Thailand's central bank is keeping its 2014 economic growth forecast unchanged as it anticipates a significant improvement in the local economy in the last quarter. This is because the Thai government is expected to announce an economic stimulus package that includes a US$74bn infrastructure investment plan and government budget disbursement to stimulate domestic consumption and public spending. The central bank expects a strong V-shaped rebound from the country's recent rough patch while predicting a growth of 4.8% in 2015.
On the stock market, the Stock Exchange of Thailand Index (SETI) is trading at a 14-month high, having jumped 10% since the military takeover. Overall, the sentiment has become far more conducive to a rise in funds as investor confidence is slowly restored. The stock exchange is experiencing a wave of initial public offerings (IPOs), with the listing of Thailand's first real estate investment trust (REIT) by Bangkok Land and Bangkok Airways coming in October. In total, 13 firms and four property funds have entered the final stages of listing and are now negotiating with the authority on the listing dates. The swift recovery of Thailand's capital market can further be illustrated by more than 30 companies, property funds, infrastructure fund and REIT which have all filed for IPO approvals.

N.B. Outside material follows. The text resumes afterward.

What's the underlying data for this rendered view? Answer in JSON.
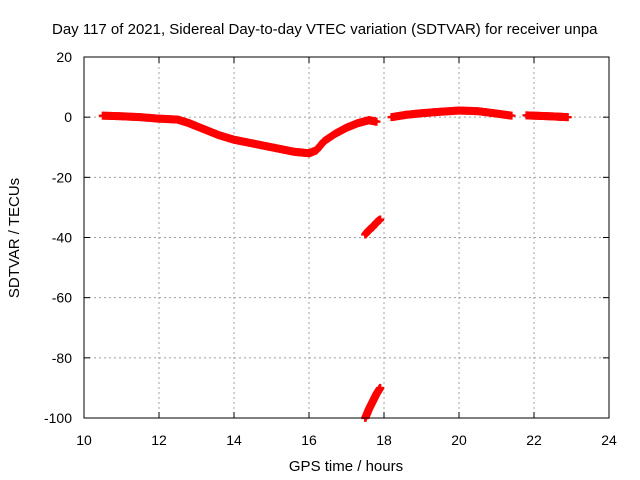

Since June, Thailand's Board of Investments (BoI) has approved 121 projects worth US$9.39bn ranging from energy production (steam, wind, ethanol and electrical power) to auto-parts and fabric production. Also, for the first nine months of the year, the Business Development Department (under the Ministry of Commerce) has approved 313 applications worth more than US$1.79bn under the Foreign Business Act that allows foreign investors to set up their Thai operation. The objective of the act is to encourage knowledge transfer by opening up the services industry (particularly the finance sector) to foreign firms that will eventually create more jobs for locals. The numbers of approval have increased 11% while the value of initial capital investment is US$1.36bn more than the same corresponding period in 2013.
The figures indicate that foreign investors are buying into the Thai economy recovery story as political stability has been restored by the military. The Thai government's effort in restoring foreign investors' confidence has begun to bear fruits as Volkswagen is planning to invest US$1.27bn to build its first manufacturing plant in Thailand, capitalising on the tax break policies that had already attracted investments from Ford and General Motors.
Thailand's economy is well known for its ability to withstand domestic political turmoil, global economic crisis and even natural disasters - thus earning the moniker "Teflon Thailand". Despite the devastating tsunami (2004), military coup (2006), global financial crisis (2008), political unrest (2010) and severe flood (2011) of the past decade, Thailand's GDP grew at an average rate of 4.2% in the same corresponding period. Thailand's ability to rebound swiftly without fail is largely due to its sound macroeconomic management, stable banking system and strong economic fundamentals.
According to the Global Competitiveness Report 2014-2015 (World Economic Forum, 2014), Thailand is ranked 31st globally (which is up six places on 2013's list) and third among ASEAN countries. Thailand's consistent improvement in competiveness (third year in a row) has proven that its fundamentals are still intact, and it's ready to move towards becoming a high-income economy.
In short, with the return of confidence from the business community and FDI returning back to Thailand - coupled with the strong rebound of the Thai stock market (SET) and current political stability - Thailand seems to be on track for a strong recovery.